Riot or not, the night had its casualties. From the mosh pit came one unconscious women hoisted by security staff. A shirtless man passed me, grimacing in intense pain as he clutched his left arm. I cringed at possible diagnosis of a distal humerus fracture. Security walked with him but didn’t rush him. For all the bodies flinging across the mosh pit, it was easy enough to find a placid spot on the floor to cheer, flash the devil horns and mind one’s own business.

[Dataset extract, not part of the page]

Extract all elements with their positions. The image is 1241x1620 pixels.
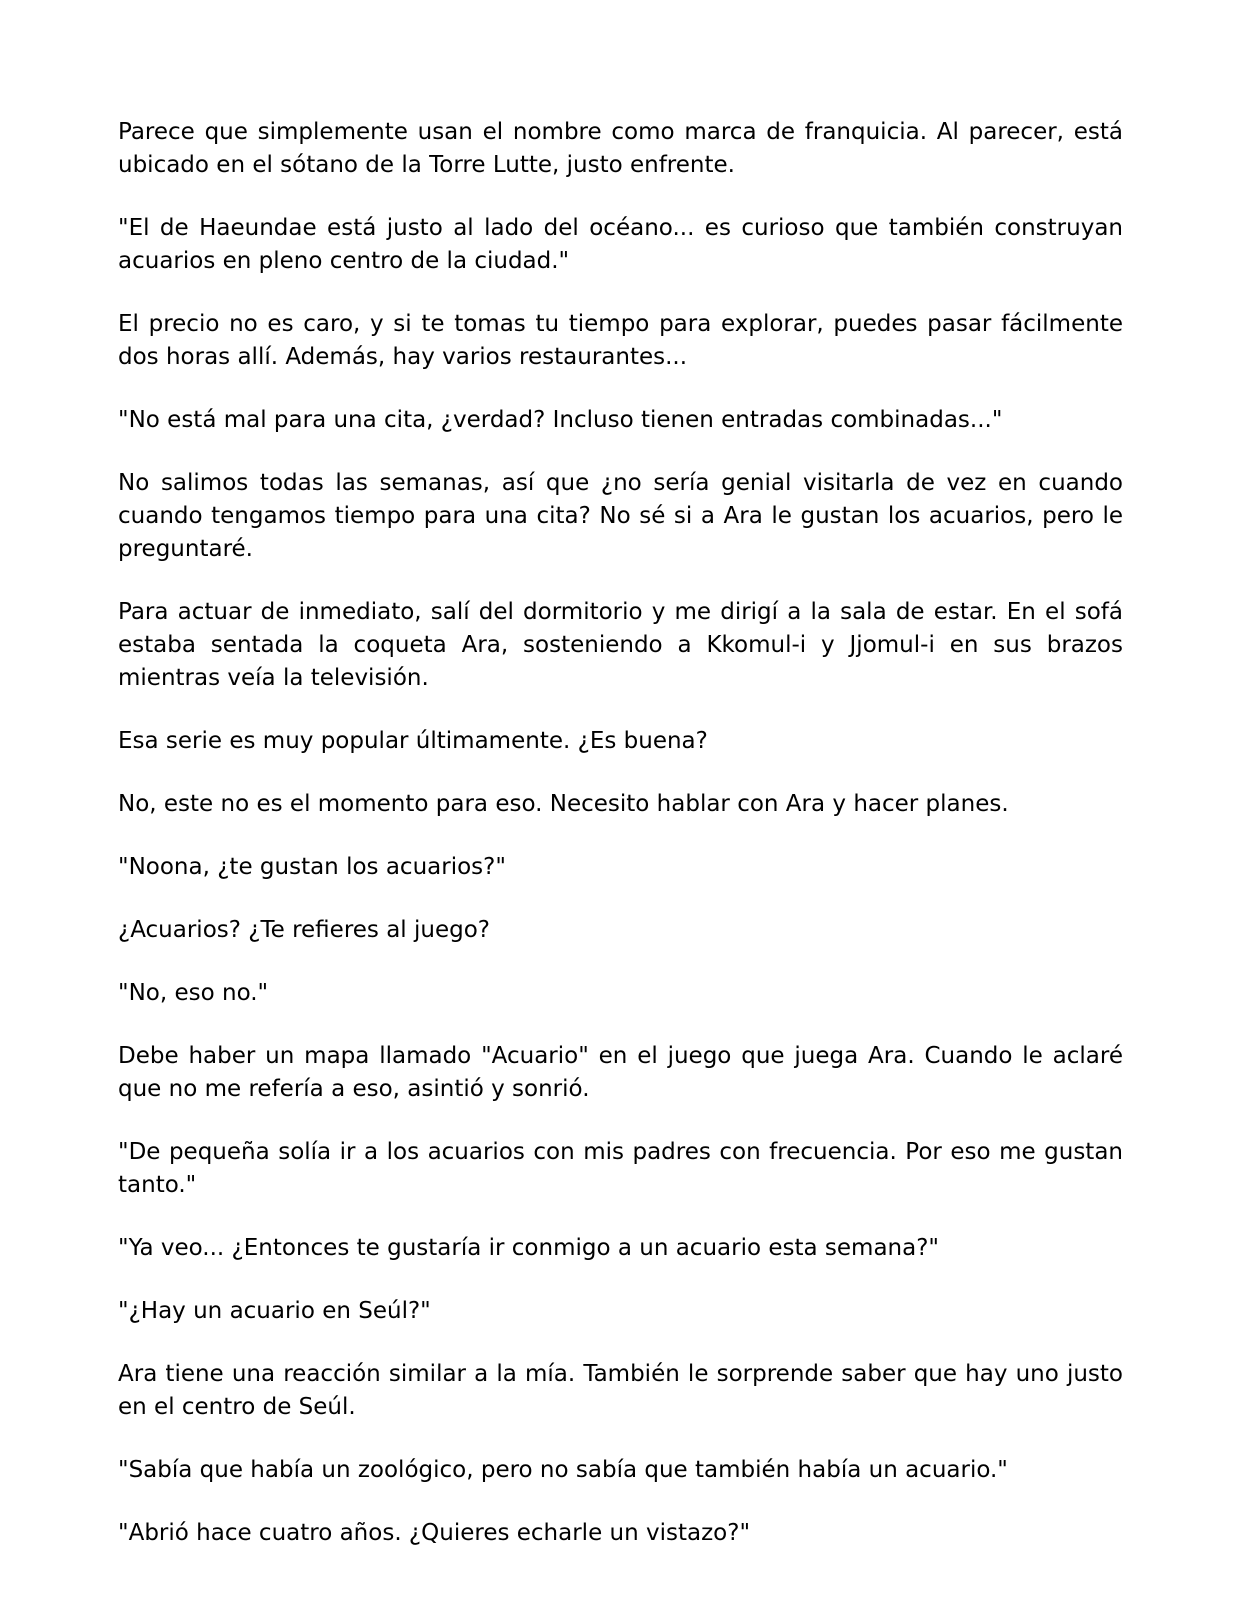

Several times the stage lights dimmed except for a single spotlight on Araya, who urged audience participation on whatever song came next. For War Ensemble, he wanted them to shout “War” for as long as he could. The crowd had no trouble matching him. I was glad Araya knew how to whip up a crowd. His bandmates were mostly silent. King and Holt chugged away on opposing corners of the stage. Bostaph pounded the skins and kept the double-bass thumping.
Lesser albums had strong tracks sprinkled among the classics. Dittohead’s frantic punkish progression was the best thing about Divine Intervention, and the same could be said of other tracks in this set.
Slayer saved the core of Reign in Blood for the finale, wedging Haunting the Chapel’s Chemical Warfare between Raining Blood and the Angel of Death – they slotted Postmorten between Black Magic and When the Stillness Comes.
My ears would still ring loudly the day after the Slayer’s last notes in Nashville. But the notes of that brutal set would ring long after my ears healed.